THE STORY OF BUILDINGS

From the Pyramids to the Sydney Opera House and Beyond

by Patrick Dillon ; illustrated by Stephen Biesty

Pub Date: March 11th, 2014
ISBN: 978-0-7636-6990-4
Publisher: Candlewick

Biesty’s precisely drawn, finely detailed architectural views supply the highlights for this unfocused survey of homes and prominent buildings through the ages.

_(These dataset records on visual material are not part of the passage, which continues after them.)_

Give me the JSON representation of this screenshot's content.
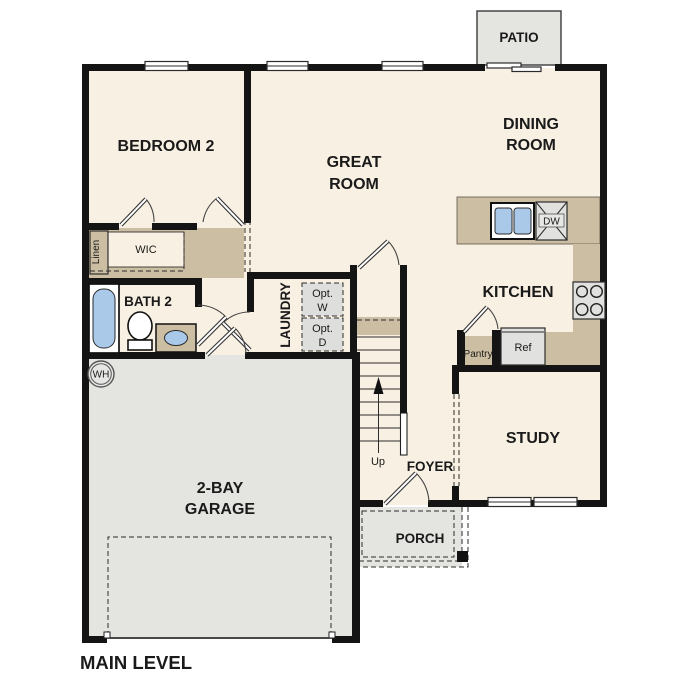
{
  "title": "MAIN LEVEL",
  "labels": {
    "patio": "PATIO",
    "bedroom2": "BEDROOM 2",
    "great_room": [
      "GREAT",
      "ROOM"
    ],
    "dining_room": [
      "DINING",
      "ROOM"
    ],
    "kitchen": "KITCHEN",
    "study": "STUDY",
    "foyer": "FOYER",
    "porch": "PORCH",
    "garage": [
      "2-BAY",
      "GARAGE"
    ],
    "bath2": "BATH 2",
    "wic": "WIC",
    "linen": "Linen",
    "laundry": "LAUNDRY",
    "opt_washer": [
      "Opt.",
      "W"
    ],
    "opt_dryer": [
      "Opt.",
      "D"
    ],
    "up": "Up",
    "dw": "DW",
    "ref": "Ref",
    "pantry": "Pantry",
    "wh": "WH"
  },
  "colors": {
    "wall": "#141414",
    "floor": "#f8f0e2",
    "concrete": "#e4e4e1",
    "counter": "#ccbea2",
    "appliance": "#e1e1df",
    "water": "#aac9e9",
    "line": "#2b2b2b",
    "text": "#1a1a1a"
  }
}
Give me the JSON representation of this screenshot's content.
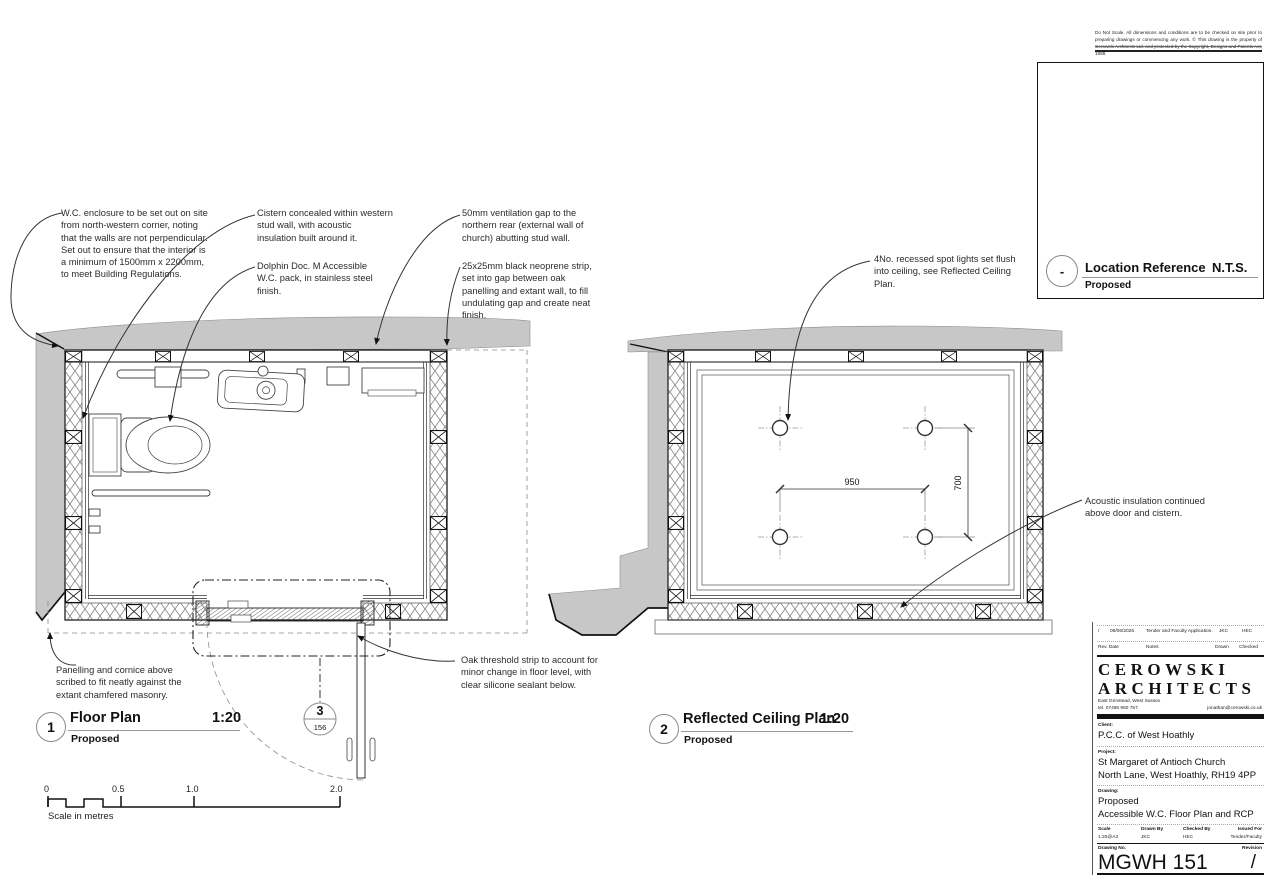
{
  "annotations": {
    "wc_enclosure": "W.C. enclosure to be set out on site from north-western corner, noting that the walls are not perpendicular.  Set out to ensure that the interior is a minimum of 1500mm x 2200mm, to meet Building Regulations.",
    "cistern": "Cistern concealed within western stud wall, with acoustic insulation built around it.",
    "dolphin": "Dolphin Doc. M Accessible W.C. pack, in stainless steel finish.",
    "ventilation": "50mm ventilation gap to the northern rear (external wall of church) abutting stud wall.",
    "neoprene": "25x25mm black neoprene strip, set into gap between oak panelling and extant wall, to fill undulating gap and create neat finish.",
    "spotlights": "4No. recessed spot lights set flush into ceiling, see Reflected Ceiling Plan.",
    "acoustic": "Acoustic insulation continued above door and cistern.",
    "panelling": "Panelling and cornice above scribed to fit neatly against the extant chamfered masonry.",
    "oak_threshold": "Oak threshold strip to account for minor change in floor level, with clear silicone sealant below."
  },
  "floor_plan": {
    "number": "1",
    "title": "Floor Plan",
    "scale": "1:20",
    "subtitle": "Proposed",
    "section": {
      "number": "3",
      "sheet": "156"
    }
  },
  "rcp": {
    "number": "2",
    "title": "Reflected Ceiling Plan",
    "scale": "1:20",
    "subtitle": "Proposed",
    "dim_horizontal": "950",
    "dim_vertical": "700"
  },
  "scale_bar": {
    "labels": [
      "0",
      "0.5",
      "1.0",
      "2.0"
    ],
    "caption": "Scale in metres"
  },
  "location": {
    "marker": "-",
    "title": "Location Reference",
    "scale": "N.T.S.",
    "subtitle": "Proposed",
    "labels": {
      "wc": "W.C.",
      "tower": "Tower",
      "cupboard": "C'brd",
      "sunday1": "Sunday",
      "sunday2": "School",
      "vestry": "Vestry",
      "nave": "Na",
      "south": "South",
      "north": "N"
    }
  },
  "disclaimer": "Do Not Scale. All dimensions and conditions are to be checked on site prior to preparing drawings or commencing any work. © This drawing is the property of Cerowski Architects Ltd. and protected by the Copyright, Designs and Patents Act, 1988.",
  "title_block": {
    "rev": {
      "rev": "/",
      "date": "06/06/2025",
      "notes": "Tender and Faculty Application.",
      "drawn": "JKC",
      "checked": "HEC",
      "h_rev_date": "Rev. Date",
      "h_notes": "Notes",
      "h_drawn": "Drawn",
      "h_checked": "Checked"
    },
    "practice": {
      "line1": "CEROWSKI",
      "line2": "ARCHITECTS",
      "address": "East Grinstead, West Sussex",
      "tel": "tel. 07495 960 757",
      "email": "jonathan@cerowski.co.uk"
    },
    "client_label": "Client:",
    "client": "P.C.C. of West Hoathly",
    "project_label": "Project:",
    "project1": "St Margaret of Antioch Church",
    "project2": "North Lane, West Hoathly, RH19 4PP",
    "drawing_label": "Drawing:",
    "drawing1": "Proposed",
    "drawing2": "Accessible W.C. Floor Plan and RCP",
    "scale_label": "Scale",
    "scale": "1:20@A3",
    "drawnby_label": "Drawn By",
    "drawnby": "JKC",
    "checkedby_label": "Checked By",
    "checkedby": "HEC",
    "issued_label": "Issued For",
    "issued": "Tender/Faculty",
    "no_label": "Drawing No.",
    "number": "MGWH 151",
    "revision_label": "Revision",
    "revision": "/"
  }
}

Dillon (The Story of Britain, 2011) opens with our ancestors in caves and closes with the eco-friendly Straw Bale House built in London. In between, he offers a chronological overview of architectural styles as represented by an apparently indiscriminate mix of homes, public buildings and, in the single case of St. Petersburg, a planned city. He mentions about three dozen specific examples and devotes particular attention to 16—from the Pyramid of Djoser to the Pompidou Center. Biesty provides for each of this latter group a labeled, exploded portrait often large enough to require a single or double gatefold and so intricately exact that, for instance, the very ticket booths in the Crystal Palace are visible. Though the author sometimes goes into similarly specific detail about architectural features or building methods, he also shows a weakness for grand generalizations (“Skyscrapers were the first truly American buildings”) and for repeating the notion that buildings are a kind of machine. With a few exceptions, his main choices reflect a distinctly Eurocentric outlook, and he neglects even to mention Frank Gehry or more than a spare handful of living architects. There is no bibliography or further reading.

Broad of historical (if not international) scope and with illustrations that richly reward poring over—but unfocused.